Sędzia Cronin odnotowała zeznania, przesłuchania i argumenty obrony i powiedziała, że oskarżony został postawiony w obliczu niezwykle poważnego zarzutu z potencjalną karą dożywocia.
Miał jednak domniemanie niewinności, a sąd musiał rozważyć, czy może nałożyć warunki. Stwierdziła, że nie ma wystarczających dowodów, aby odmówić zwolnienia za kaucją.
Sędzia ustaliła kaucję w wysokości 250 euro, ale dodała, że musi istnieć zatwierdzone przez sąd niezależne poręczenie na 2000 euro, w połowie złożone, a pozostała część zamrożona na rachunku bankowym.
Ponadto oskarżony musi mieszkać pod adresem, który podał w sądzie, wstawiać się na lokalnym posterunku Gardy trzy dni w tygodniu i przestrzegać godziny policyjnej od 22:00 do 7:00.
Sędzia Cronin ostrzegła, że Garda może przyjść do jego domu; musi podać im swój numer telefonu, oddać paszport i nie ubiegać się o duplikaty dokumentów podróży.

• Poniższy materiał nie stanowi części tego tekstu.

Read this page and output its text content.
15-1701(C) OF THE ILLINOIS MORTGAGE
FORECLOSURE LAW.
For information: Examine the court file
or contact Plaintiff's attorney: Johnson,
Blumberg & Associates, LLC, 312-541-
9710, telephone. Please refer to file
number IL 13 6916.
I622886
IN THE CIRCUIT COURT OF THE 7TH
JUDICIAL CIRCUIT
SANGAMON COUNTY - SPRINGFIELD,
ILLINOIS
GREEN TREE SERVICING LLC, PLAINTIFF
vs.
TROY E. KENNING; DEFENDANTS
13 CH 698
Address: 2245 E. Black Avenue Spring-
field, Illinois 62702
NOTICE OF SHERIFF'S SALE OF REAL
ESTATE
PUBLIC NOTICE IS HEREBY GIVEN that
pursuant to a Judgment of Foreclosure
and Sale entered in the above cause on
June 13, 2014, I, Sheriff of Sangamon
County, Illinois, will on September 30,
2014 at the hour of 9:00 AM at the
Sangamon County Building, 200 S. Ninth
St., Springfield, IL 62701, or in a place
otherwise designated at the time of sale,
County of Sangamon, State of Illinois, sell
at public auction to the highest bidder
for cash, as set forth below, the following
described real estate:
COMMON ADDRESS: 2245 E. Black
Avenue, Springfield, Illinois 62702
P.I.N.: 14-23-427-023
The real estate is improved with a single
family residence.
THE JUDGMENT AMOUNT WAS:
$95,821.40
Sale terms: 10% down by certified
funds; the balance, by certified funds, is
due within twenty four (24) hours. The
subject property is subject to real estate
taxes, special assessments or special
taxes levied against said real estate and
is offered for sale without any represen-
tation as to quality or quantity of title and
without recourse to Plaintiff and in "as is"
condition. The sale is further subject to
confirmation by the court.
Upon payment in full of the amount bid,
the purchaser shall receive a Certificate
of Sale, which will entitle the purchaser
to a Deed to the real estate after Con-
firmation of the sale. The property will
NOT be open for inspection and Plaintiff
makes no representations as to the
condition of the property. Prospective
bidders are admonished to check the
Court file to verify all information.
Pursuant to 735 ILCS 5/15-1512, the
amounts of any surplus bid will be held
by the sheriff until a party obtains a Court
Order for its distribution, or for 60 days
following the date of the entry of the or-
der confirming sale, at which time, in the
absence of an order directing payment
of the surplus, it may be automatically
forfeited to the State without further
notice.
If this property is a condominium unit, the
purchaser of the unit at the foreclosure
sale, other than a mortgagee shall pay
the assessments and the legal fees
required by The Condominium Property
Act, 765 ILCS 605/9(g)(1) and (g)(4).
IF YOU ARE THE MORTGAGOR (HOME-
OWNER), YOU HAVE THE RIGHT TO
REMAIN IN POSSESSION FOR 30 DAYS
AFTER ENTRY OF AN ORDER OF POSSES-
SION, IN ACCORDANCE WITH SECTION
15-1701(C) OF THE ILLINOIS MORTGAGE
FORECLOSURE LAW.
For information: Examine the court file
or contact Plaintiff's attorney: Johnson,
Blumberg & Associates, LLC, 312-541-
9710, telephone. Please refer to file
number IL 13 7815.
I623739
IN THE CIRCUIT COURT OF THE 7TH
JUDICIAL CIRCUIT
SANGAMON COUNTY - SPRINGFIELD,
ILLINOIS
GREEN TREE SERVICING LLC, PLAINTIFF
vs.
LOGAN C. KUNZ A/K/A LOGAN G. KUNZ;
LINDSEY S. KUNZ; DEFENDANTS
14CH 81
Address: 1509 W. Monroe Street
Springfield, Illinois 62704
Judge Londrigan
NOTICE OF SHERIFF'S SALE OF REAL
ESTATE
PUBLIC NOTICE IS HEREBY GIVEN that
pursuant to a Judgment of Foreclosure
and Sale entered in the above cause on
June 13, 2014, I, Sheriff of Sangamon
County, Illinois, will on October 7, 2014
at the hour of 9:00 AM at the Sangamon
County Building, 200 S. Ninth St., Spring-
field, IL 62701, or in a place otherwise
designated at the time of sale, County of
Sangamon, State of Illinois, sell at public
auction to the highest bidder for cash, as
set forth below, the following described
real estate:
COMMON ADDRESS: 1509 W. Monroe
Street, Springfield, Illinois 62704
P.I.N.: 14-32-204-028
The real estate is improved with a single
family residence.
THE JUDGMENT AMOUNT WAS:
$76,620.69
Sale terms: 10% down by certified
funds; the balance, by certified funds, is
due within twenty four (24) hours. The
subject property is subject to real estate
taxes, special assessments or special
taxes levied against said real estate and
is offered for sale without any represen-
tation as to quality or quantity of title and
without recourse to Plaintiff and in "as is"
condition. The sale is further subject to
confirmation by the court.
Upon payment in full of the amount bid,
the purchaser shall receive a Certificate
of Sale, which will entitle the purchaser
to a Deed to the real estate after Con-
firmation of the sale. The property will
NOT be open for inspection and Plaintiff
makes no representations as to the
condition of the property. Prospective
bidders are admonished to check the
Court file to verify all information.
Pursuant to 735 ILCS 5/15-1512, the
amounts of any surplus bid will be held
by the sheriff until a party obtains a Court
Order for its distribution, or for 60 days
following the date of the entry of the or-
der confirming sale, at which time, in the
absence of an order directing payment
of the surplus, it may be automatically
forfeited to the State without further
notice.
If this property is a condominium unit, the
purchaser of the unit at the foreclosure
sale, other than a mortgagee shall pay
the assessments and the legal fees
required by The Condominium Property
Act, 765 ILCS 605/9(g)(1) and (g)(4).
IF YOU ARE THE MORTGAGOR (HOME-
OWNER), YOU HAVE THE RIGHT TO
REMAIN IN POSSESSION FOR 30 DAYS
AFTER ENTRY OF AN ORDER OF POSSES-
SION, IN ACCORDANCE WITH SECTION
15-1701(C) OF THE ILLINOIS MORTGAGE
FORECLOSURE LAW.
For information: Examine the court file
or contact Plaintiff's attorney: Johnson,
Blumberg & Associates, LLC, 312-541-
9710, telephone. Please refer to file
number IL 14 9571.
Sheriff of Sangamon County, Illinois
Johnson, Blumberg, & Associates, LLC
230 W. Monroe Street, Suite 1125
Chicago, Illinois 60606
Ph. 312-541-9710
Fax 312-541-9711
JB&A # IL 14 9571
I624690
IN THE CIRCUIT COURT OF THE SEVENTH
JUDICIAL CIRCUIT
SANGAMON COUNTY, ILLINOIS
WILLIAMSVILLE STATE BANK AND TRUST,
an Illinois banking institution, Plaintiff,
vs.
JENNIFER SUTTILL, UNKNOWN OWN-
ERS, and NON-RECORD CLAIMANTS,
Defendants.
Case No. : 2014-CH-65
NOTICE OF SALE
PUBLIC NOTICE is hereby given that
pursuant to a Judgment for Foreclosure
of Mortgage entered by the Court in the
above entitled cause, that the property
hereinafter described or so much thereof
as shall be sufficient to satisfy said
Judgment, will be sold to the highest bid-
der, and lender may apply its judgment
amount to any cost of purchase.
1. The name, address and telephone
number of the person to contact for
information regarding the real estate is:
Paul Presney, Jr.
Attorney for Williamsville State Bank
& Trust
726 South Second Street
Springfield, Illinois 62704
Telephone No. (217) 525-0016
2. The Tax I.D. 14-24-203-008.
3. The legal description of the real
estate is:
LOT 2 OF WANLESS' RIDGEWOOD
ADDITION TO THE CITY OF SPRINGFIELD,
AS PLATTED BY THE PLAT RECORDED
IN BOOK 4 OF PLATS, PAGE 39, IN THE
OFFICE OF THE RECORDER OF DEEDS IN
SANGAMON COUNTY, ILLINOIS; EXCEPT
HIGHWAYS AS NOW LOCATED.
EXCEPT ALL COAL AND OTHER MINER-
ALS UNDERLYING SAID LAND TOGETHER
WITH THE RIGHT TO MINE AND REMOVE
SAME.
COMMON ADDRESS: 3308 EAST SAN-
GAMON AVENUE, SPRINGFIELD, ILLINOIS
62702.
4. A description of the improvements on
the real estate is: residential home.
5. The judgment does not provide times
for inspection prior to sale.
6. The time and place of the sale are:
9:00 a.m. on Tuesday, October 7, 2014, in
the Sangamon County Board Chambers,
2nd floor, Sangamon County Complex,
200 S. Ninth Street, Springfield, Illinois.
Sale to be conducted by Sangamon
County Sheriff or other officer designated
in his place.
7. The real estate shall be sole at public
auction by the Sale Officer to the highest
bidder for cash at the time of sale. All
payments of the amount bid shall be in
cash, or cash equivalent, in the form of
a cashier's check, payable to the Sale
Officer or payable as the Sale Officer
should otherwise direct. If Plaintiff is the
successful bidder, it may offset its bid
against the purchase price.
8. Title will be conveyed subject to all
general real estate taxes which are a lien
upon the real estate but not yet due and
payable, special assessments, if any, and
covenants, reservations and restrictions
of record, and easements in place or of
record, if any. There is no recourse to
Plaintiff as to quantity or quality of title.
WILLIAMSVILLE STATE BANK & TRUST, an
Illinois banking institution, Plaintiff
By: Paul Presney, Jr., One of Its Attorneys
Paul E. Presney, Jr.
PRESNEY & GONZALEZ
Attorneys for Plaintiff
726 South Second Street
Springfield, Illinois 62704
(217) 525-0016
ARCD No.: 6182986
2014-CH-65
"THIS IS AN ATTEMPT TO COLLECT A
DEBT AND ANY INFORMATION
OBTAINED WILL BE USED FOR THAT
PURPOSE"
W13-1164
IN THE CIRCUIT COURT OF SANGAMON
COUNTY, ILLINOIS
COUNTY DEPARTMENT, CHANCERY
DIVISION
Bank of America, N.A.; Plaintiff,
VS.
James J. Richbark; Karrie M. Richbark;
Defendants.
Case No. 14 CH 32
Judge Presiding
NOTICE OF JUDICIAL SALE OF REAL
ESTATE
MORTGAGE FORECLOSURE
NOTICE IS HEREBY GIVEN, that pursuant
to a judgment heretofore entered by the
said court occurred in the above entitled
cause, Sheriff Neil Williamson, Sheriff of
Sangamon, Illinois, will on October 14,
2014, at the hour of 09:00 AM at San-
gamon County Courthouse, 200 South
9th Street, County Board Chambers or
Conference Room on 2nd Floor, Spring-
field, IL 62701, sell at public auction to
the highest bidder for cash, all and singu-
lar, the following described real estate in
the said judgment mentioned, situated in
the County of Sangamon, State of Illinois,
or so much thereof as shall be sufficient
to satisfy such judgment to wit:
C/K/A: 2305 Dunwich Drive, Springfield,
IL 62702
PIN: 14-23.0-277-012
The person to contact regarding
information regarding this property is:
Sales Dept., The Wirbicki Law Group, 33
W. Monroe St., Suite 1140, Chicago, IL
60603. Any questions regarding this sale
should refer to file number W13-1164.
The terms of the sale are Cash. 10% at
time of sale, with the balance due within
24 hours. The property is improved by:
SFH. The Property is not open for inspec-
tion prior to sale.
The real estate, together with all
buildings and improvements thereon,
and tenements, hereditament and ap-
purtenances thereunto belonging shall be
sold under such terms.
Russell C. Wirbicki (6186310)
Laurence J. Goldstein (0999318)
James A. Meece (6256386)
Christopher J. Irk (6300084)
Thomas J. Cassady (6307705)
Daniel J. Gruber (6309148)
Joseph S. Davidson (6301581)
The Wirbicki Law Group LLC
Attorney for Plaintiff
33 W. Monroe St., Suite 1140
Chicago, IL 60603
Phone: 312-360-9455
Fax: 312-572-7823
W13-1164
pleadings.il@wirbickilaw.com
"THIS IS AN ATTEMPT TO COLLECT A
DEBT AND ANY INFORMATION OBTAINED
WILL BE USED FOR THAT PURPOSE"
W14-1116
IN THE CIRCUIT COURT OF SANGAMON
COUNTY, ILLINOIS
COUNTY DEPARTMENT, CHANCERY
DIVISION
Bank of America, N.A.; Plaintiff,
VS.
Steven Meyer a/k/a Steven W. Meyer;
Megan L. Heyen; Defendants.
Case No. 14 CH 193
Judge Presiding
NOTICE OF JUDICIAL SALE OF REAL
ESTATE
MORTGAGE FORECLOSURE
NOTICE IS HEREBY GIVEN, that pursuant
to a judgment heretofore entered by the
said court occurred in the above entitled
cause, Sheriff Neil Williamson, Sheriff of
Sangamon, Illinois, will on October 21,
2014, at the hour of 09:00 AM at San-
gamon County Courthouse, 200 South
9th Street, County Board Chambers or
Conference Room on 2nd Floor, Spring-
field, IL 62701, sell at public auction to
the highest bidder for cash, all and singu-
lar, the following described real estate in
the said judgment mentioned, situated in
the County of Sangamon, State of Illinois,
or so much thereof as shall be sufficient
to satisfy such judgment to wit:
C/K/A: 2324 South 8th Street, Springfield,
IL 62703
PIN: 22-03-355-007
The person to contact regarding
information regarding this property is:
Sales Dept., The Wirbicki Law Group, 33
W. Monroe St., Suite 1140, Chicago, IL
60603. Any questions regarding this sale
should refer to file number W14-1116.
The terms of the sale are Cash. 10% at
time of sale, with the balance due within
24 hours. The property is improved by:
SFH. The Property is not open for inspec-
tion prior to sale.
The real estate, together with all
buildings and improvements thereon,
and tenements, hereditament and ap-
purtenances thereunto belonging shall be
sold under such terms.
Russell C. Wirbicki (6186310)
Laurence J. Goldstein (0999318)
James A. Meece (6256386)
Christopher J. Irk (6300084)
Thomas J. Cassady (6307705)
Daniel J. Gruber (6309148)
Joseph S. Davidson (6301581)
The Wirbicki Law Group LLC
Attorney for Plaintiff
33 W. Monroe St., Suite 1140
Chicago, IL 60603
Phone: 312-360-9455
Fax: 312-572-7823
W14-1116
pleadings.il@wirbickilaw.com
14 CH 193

Powiedziała mu, że musi trzymać się z dala od części Dublina i nie mieć kontaktu z pokrzywdzoną ani świadkami, w tym za pomocą środków elektronicznych i mediów społecznościowych.
Na prośbę detektywa nakazała oskarżonemu oddać licencję PSV i nie wykonywać żadnych prac taksówkowych dla siebie lub osoby trzeciej.
Oskarżony odezwał się tylko po to, by potwierdzić adres, pod którym będzie mieszkał.
Sędzia odmówiła zniesienia wymogu niezależnego poręczenia, biorąc pod uwagę poważny charakter zarzutu.
Strona główna » Wiadomości Dublin »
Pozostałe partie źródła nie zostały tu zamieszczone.